La réforme solesmienne du XIXe siècle a constitué une tentative méritoire de redressement; cependant cette « restauration» ne fut telle que par rapport à la restitution du texte mélodique (aboutissant à l’Édition Vaticane), et aucunement de la pratique interprétative. Le style de chant n’est pas du tout redevenu alors ce qu’il était à l’origine; peut-être rejoignait-il un stade précoce de la décadence, proche – au mieux! – de la pratique cistercienne du XII” siècle. Le style solesmien réalisait au XIXe siècle un compromis, peut-être le meilleur possible à cette date, entre le passé de la tradition et le présent de la pratique moderne; il est lui aussi le grégorien d’une époque.

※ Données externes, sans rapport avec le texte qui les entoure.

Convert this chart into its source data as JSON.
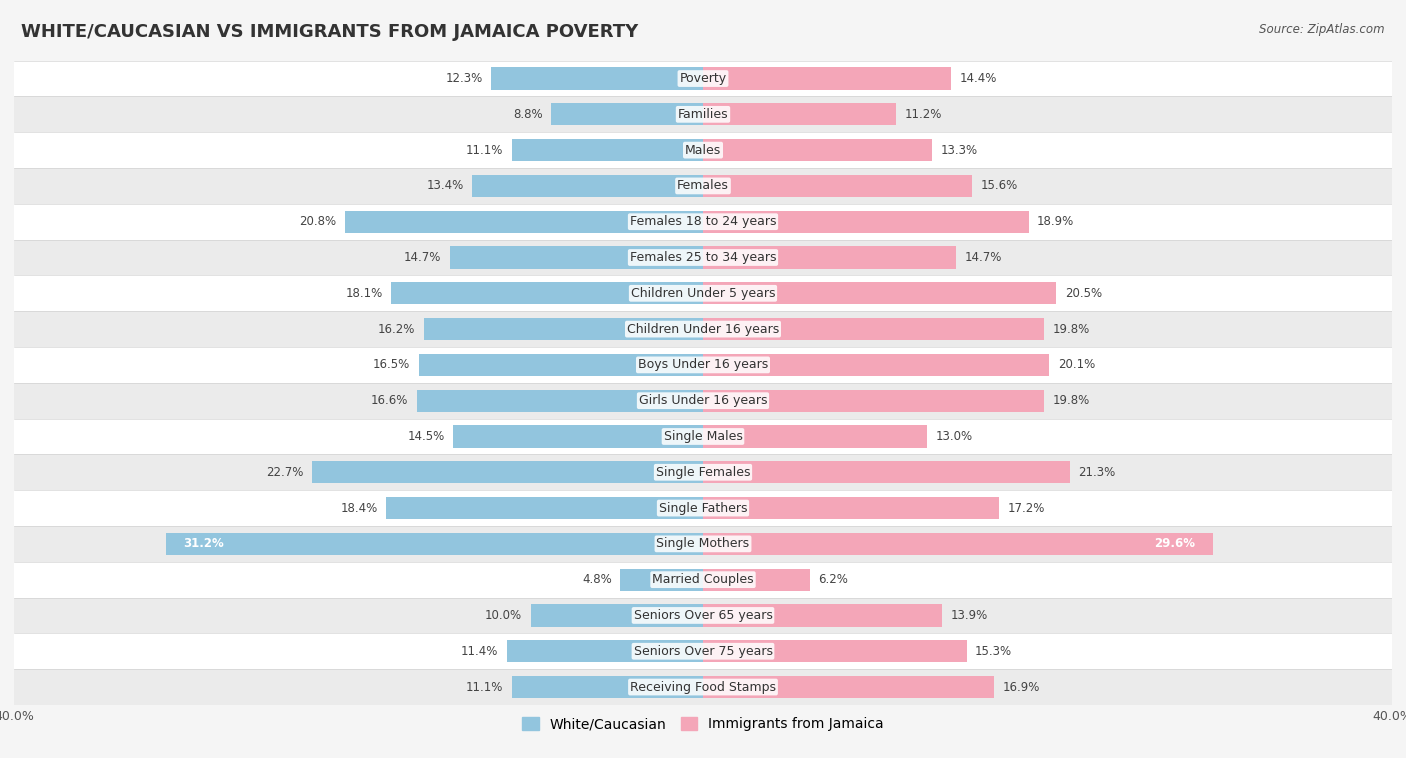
{
  "title": "WHITE/CAUCASIAN VS IMMIGRANTS FROM JAMAICA POVERTY",
  "source": "Source: ZipAtlas.com",
  "categories": [
    "Poverty",
    "Families",
    "Males",
    "Females",
    "Females 18 to 24 years",
    "Females 25 to 34 years",
    "Children Under 5 years",
    "Children Under 16 years",
    "Boys Under 16 years",
    "Girls Under 16 years",
    "Single Males",
    "Single Females",
    "Single Fathers",
    "Single Mothers",
    "Married Couples",
    "Seniors Over 65 years",
    "Seniors Over 75 years",
    "Receiving Food Stamps"
  ],
  "white_values": [
    12.3,
    8.8,
    11.1,
    13.4,
    20.8,
    14.7,
    18.1,
    16.2,
    16.5,
    16.6,
    14.5,
    22.7,
    18.4,
    31.2,
    4.8,
    10.0,
    11.4,
    11.1
  ],
  "immigrant_values": [
    14.4,
    11.2,
    13.3,
    15.6,
    18.9,
    14.7,
    20.5,
    19.8,
    20.1,
    19.8,
    13.0,
    21.3,
    17.2,
    29.6,
    6.2,
    13.9,
    15.3,
    16.9
  ],
  "white_color": "#92c5de",
  "immigrant_color": "#f4a6b8",
  "white_label": "White/Caucasian",
  "immigrant_label": "Immigrants from Jamaica",
  "row_colors": [
    "#ffffff",
    "#ebebeb"
  ],
  "xlim": 40.0,
  "bar_height": 0.62,
  "title_fontsize": 13,
  "label_fontsize": 9,
  "tick_fontsize": 9,
  "value_fontsize": 8.5,
  "inside_label_threshold": 28.0
}
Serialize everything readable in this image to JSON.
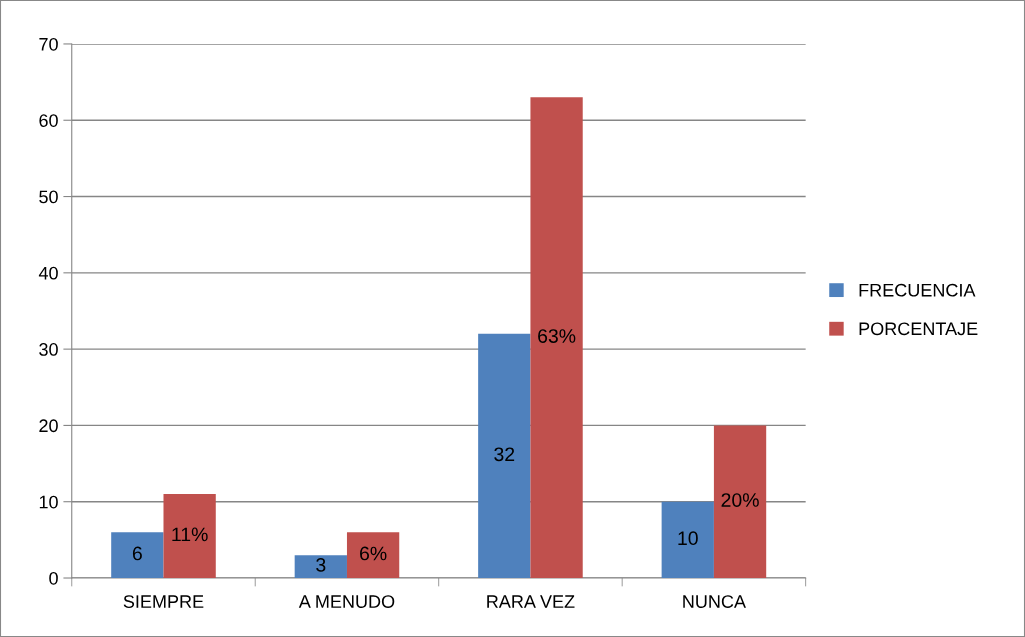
{
  "chart_data": {
    "type": "bar",
    "categories": [
      "SIEMPRE",
      "A MENUDO",
      "RARA VEZ",
      "NUNCA"
    ],
    "series": [
      {
        "name": "FRECUENCIA",
        "color": "#4f81bd",
        "values": [
          6,
          3,
          32,
          10
        ],
        "value_labels": [
          "6",
          "3",
          "32",
          "10"
        ]
      },
      {
        "name": "PORCENTAJE",
        "color": "#c0504d",
        "values": [
          11,
          6,
          63,
          20
        ],
        "value_labels": [
          "11%",
          "6%",
          "63%",
          "20%"
        ]
      }
    ],
    "ylim": [
      0,
      70
    ],
    "yticks": [
      0,
      10,
      20,
      30,
      40,
      50,
      60,
      70
    ],
    "grid": "y",
    "legend": "right"
  }
}
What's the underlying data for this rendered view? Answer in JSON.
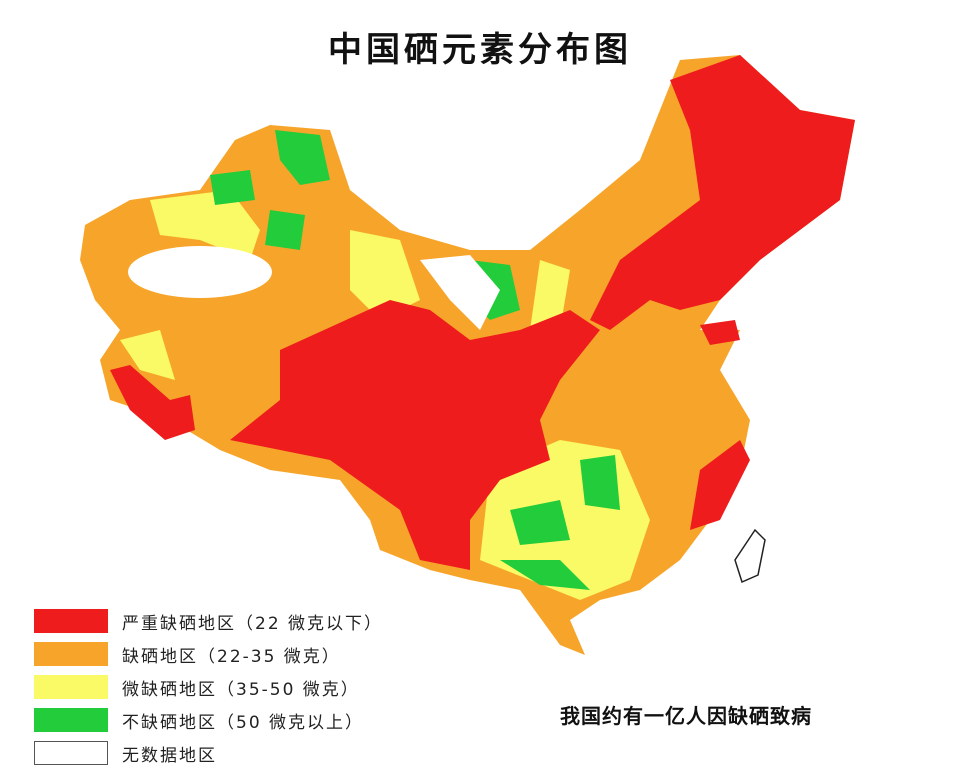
{
  "title": "中国硒元素分布图",
  "note": "我国约有一亿人因缺硒致病",
  "legend": [
    {
      "label": "严重缺硒地区（22 微克以下）",
      "color": "#ee1c1c"
    },
    {
      "label": "缺硒地区（22-35 微克）",
      "color": "#f7a52a"
    },
    {
      "label": "微缺硒地区（35-50 微克）",
      "color": "#fafa66"
    },
    {
      "label": "不缺硒地区（50 微克以上）",
      "color": "#22cc3a"
    },
    {
      "label": "无数据地区",
      "color": "#ffffff"
    }
  ]
}
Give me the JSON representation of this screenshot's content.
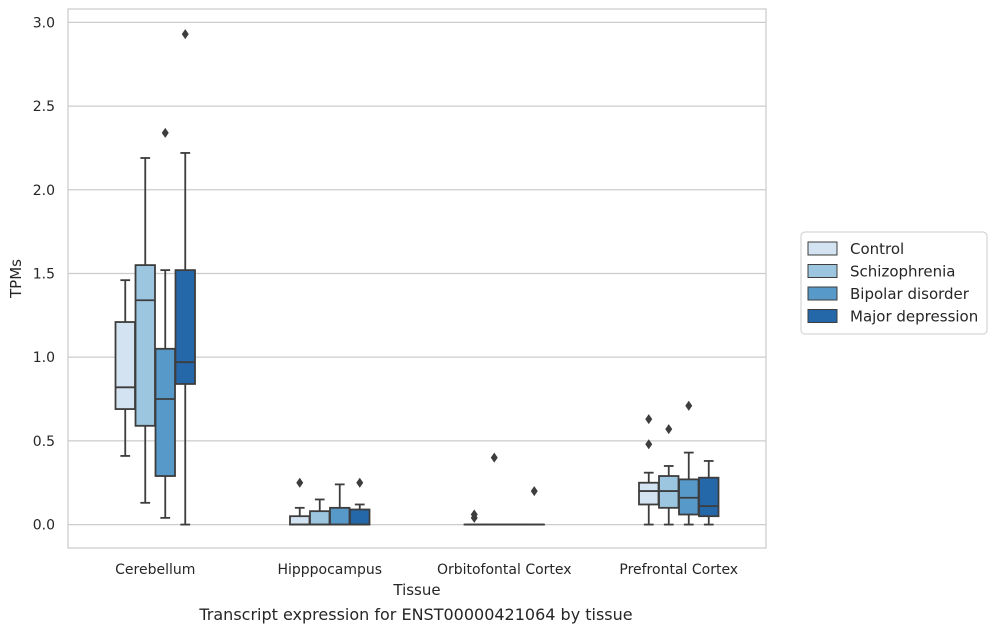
{
  "chart_data": {
    "type": "box",
    "title": "",
    "caption": "Transcript expression for ENST00000421064 by tissue",
    "xlabel": "Tissue",
    "ylabel": "TPMs",
    "ylim": [
      -0.14,
      3.08
    ],
    "yticks": [
      "0.0",
      "0.5",
      "1.0",
      "1.5",
      "2.0",
      "2.5",
      "3.0"
    ],
    "grid": "horizontal",
    "legend_position": "right",
    "categories": [
      "Cerebellum",
      "Hipppocampus",
      "Orbitofontal Cortex",
      "Prefrontal Cortex"
    ],
    "series": [
      {
        "name": "Control",
        "color": "#d4e3f1",
        "boxes": [
          {
            "whislo": 0.41,
            "q1": 0.69,
            "med": 0.82,
            "q3": 1.21,
            "whishi": 1.46,
            "fliers": []
          },
          {
            "whislo": 0.0,
            "q1": 0.0,
            "med": 0.0,
            "q3": 0.05,
            "whishi": 0.1,
            "fliers": [
              0.25
            ]
          },
          {
            "whislo": 0.0,
            "q1": 0.0,
            "med": 0.0,
            "q3": 0.0,
            "whishi": 0.0,
            "fliers": [
              0.04,
              0.06
            ]
          },
          {
            "whislo": 0.0,
            "q1": 0.12,
            "med": 0.2,
            "q3": 0.25,
            "whishi": 0.31,
            "fliers": [
              0.48,
              0.63
            ]
          }
        ]
      },
      {
        "name": "Schizophrenia",
        "color": "#9cc5df",
        "boxes": [
          {
            "whislo": 0.13,
            "q1": 0.59,
            "med": 1.34,
            "q3": 1.55,
            "whishi": 2.19,
            "fliers": []
          },
          {
            "whislo": 0.0,
            "q1": 0.0,
            "med": 0.0,
            "q3": 0.08,
            "whishi": 0.15,
            "fliers": []
          },
          {
            "whislo": 0.0,
            "q1": 0.0,
            "med": 0.0,
            "q3": 0.0,
            "whishi": 0.0,
            "fliers": [
              0.4
            ]
          },
          {
            "whislo": 0.0,
            "q1": 0.1,
            "med": 0.2,
            "q3": 0.29,
            "whishi": 0.35,
            "fliers": [
              0.57
            ]
          }
        ]
      },
      {
        "name": "Bipolar disorder",
        "color": "#5799c8",
        "boxes": [
          {
            "whislo": 0.04,
            "q1": 0.29,
            "med": 0.75,
            "q3": 1.05,
            "whishi": 1.52,
            "fliers": [
              2.34
            ]
          },
          {
            "whislo": 0.0,
            "q1": 0.0,
            "med": 0.0,
            "q3": 0.1,
            "whishi": 0.24,
            "fliers": []
          },
          {
            "whislo": 0.0,
            "q1": 0.0,
            "med": 0.0,
            "q3": 0.0,
            "whishi": 0.0,
            "fliers": []
          },
          {
            "whislo": 0.0,
            "q1": 0.06,
            "med": 0.16,
            "q3": 0.27,
            "whishi": 0.43,
            "fliers": [
              0.71
            ]
          }
        ]
      },
      {
        "name": "Major depression",
        "color": "#2468aa",
        "boxes": [
          {
            "whislo": 0.0,
            "q1": 0.84,
            "med": 0.97,
            "q3": 1.52,
            "whishi": 2.22,
            "fliers": [
              2.93
            ]
          },
          {
            "whislo": 0.0,
            "q1": 0.0,
            "med": 0.0,
            "q3": 0.09,
            "whishi": 0.12,
            "fliers": [
              0.25
            ]
          },
          {
            "whislo": 0.0,
            "q1": 0.0,
            "med": 0.0,
            "q3": 0.0,
            "whishi": 0.0,
            "fliers": [
              0.2
            ]
          },
          {
            "whislo": 0.0,
            "q1": 0.05,
            "med": 0.11,
            "q3": 0.28,
            "whishi": 0.38,
            "fliers": []
          }
        ]
      }
    ]
  }
}
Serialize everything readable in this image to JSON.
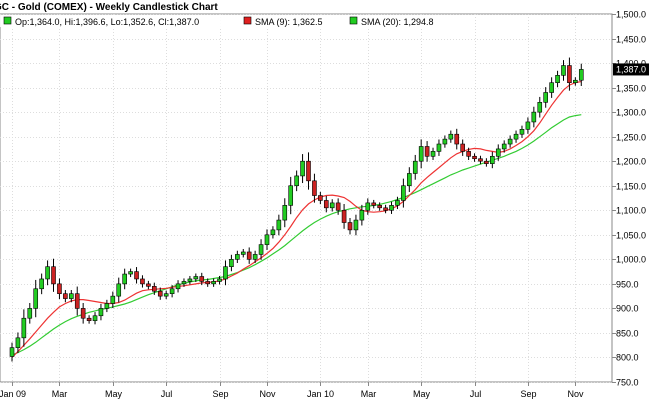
{
  "chart_data": {
    "type": "candlestick",
    "title": "GC - Gold (COMEX) - Weekly Candlestick Chart",
    "legend": [
      {
        "name": "Op:1,364.0, Hi:1,396.6, Lo:1,352.6, Cl:1,387.0",
        "color": "#22cc22"
      },
      {
        "name": "SMA (9): 1,362.5",
        "color": "#e02020"
      },
      {
        "name": "SMA (20): 1,294.8",
        "color": "#22cc22"
      }
    ],
    "ylim": [
      750,
      1500
    ],
    "y_ticks": [
      750,
      800,
      850,
      900,
      950,
      1000,
      1050,
      1100,
      1150,
      1200,
      1250,
      1300,
      1350,
      1400,
      1450,
      1500
    ],
    "y_tick_labels": [
      "750.0",
      "800.0",
      "850.0",
      "900.0",
      "950.0",
      "1,000.0",
      "1,050.0",
      "1,100.0",
      "1,150.0",
      "1,200.0",
      "1,250.0",
      "1,300.0",
      "1,350.0",
      "1,400.0",
      "1,450.0",
      "1,500.0"
    ],
    "x_tick_labels": [
      "Jan 09",
      "Mar",
      "May",
      "Jul",
      "Sep",
      "Nov",
      "Jan 10",
      "Mar",
      "May",
      "Jul",
      "Sep",
      "Nov"
    ],
    "x_tick_weeks": [
      0,
      8,
      17,
      26,
      35,
      43,
      52,
      60,
      69,
      78,
      87,
      95
    ],
    "last_value_label": "1,387.0",
    "grid": true,
    "bull_color": "#22cc22",
    "bear_color": "#cc2222",
    "sma9_color": "#ee3333",
    "sma20_color": "#33cc33",
    "closes": [
      820,
      840,
      880,
      900,
      940,
      960,
      985,
      950,
      930,
      920,
      930,
      900,
      880,
      875,
      885,
      900,
      910,
      925,
      950,
      970,
      975,
      960,
      950,
      945,
      935,
      925,
      930,
      940,
      950,
      955,
      960,
      965,
      955,
      950,
      955,
      960,
      985,
      1000,
      1010,
      1015,
      1000,
      1010,
      1030,
      1050,
      1060,
      1080,
      1110,
      1150,
      1170,
      1200,
      1160,
      1130,
      1120,
      1105,
      1115,
      1100,
      1075,
      1060,
      1080,
      1100,
      1115,
      1110,
      1105,
      1100,
      1110,
      1120,
      1150,
      1175,
      1200,
      1230,
      1210,
      1220,
      1235,
      1245,
      1255,
      1235,
      1220,
      1210,
      1205,
      1200,
      1195,
      1210,
      1225,
      1235,
      1245,
      1255,
      1265,
      1280,
      1300,
      1320,
      1340,
      1360,
      1375,
      1395,
      1360,
      1365,
      1387
    ],
    "sma9": [
      800,
      812,
      825,
      838,
      852,
      866,
      880,
      892,
      903,
      910,
      915,
      918,
      918,
      916,
      914,
      912,
      910,
      910,
      912,
      917,
      924,
      931,
      936,
      938,
      939,
      940,
      941,
      943,
      945,
      946,
      948,
      950,
      952,
      953,
      954,
      956,
      960,
      966,
      972,
      980,
      987,
      995,
      1003,
      1012,
      1022,
      1035,
      1050,
      1067,
      1085,
      1101,
      1113,
      1121,
      1127,
      1130,
      1131,
      1129,
      1126,
      1118,
      1108,
      1100,
      1097,
      1096,
      1097,
      1099,
      1103,
      1109,
      1118,
      1130,
      1142,
      1156,
      1167,
      1177,
      1187,
      1197,
      1207,
      1215,
      1220,
      1224,
      1226,
      1225,
      1222,
      1220,
      1218,
      1220,
      1225,
      1232,
      1240,
      1250,
      1262,
      1278,
      1296,
      1314,
      1330,
      1345,
      1355,
      1360,
      1362.5
    ],
    "sma20": [
      805,
      810,
      816,
      823,
      831,
      840,
      849,
      858,
      866,
      873,
      879,
      884,
      888,
      892,
      895,
      898,
      900,
      903,
      906,
      909,
      913,
      918,
      923,
      928,
      932,
      936,
      940,
      944,
      948,
      951,
      954,
      956,
      958,
      959,
      961,
      963,
      965,
      969,
      973,
      978,
      983,
      989,
      996,
      1003,
      1011,
      1019,
      1028,
      1038,
      1048,
      1058,
      1067,
      1075,
      1082,
      1088,
      1093,
      1097,
      1100,
      1103,
      1105,
      1107,
      1108,
      1110,
      1112,
      1115,
      1118,
      1122,
      1126,
      1131,
      1136,
      1142,
      1148,
      1154,
      1160,
      1166,
      1172,
      1177,
      1182,
      1186,
      1190,
      1194,
      1198,
      1202,
      1206,
      1210,
      1215,
      1220,
      1226,
      1233,
      1241,
      1250,
      1259,
      1268,
      1276,
      1284,
      1290,
      1293,
      1294.8
    ]
  }
}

Sous l’angle de la pratique, nous pourrions subdiviser l’histoire de la tradition grégorienne en cinq étapes principales, lesquelles ne recoupent pas celles que nous distinguerons plus loin (§ 97-136) sous l’angle historique:

L’âge d’or grégorien (VIe – XIe siècle, § 107-118) : Le grégorien authentique, la source de sa tradition, le « vieux fonds» (§ 17) fixé après la gestation obscure des premiers siècles. Son style, son «image sonore» est celle que cherchent à retrouver actuellement les «nouveaux grégorianistes» (§ 135, 136).

La réforme cistercienne (XIe – XIIe siècles, § 120) : Les informations que nous avons à son sujet ne concernent pas le rythme. Cependant on imagine – vu l’esprit général de sobriété et d’austérité prôné par les cisterciens – un style de chant simplifié, ralenti, tendant à l’égalité rythmique des notes (§ 62, 71).

Le «plain-chant» (XIIIe – XIXe siècles, § 66-74; Ai25) : Accentuation de la tendance égalisatrice, ralentissement, alourdissement et uniformisation du rythme chanté (§ 69). Au XIIIe siècle toutefois, Jean de Grouchy (§ 68) paraît témoigner d’une rythmique encore relativement souple.

Le grégorien de Solesmes («restauration », XIXe – XXe siècles, § 127): Exécution plus fluide, mais toujours égalisée rythmiquement (« équalisme », § 29 ; « sémiologie» de Dom Eugène Cardine et son école, cherchant à assouplir l’égalitarisme; § 25).

Le «nouveau grégorien» (fin du XXe siècle, § 135, 136) : Recherche de la tradition grégorienne dans son état originel à la faveur d’une approche élargie, ouverte sur d’autres traditions musicales, orales (comparatisme, synchronie; § 50). Démarche musicale et musicologique (exécutions en concerts, enregistrements discographiques), en dehors de la liturgie qui demeure, elle, fidèle au style solesmien.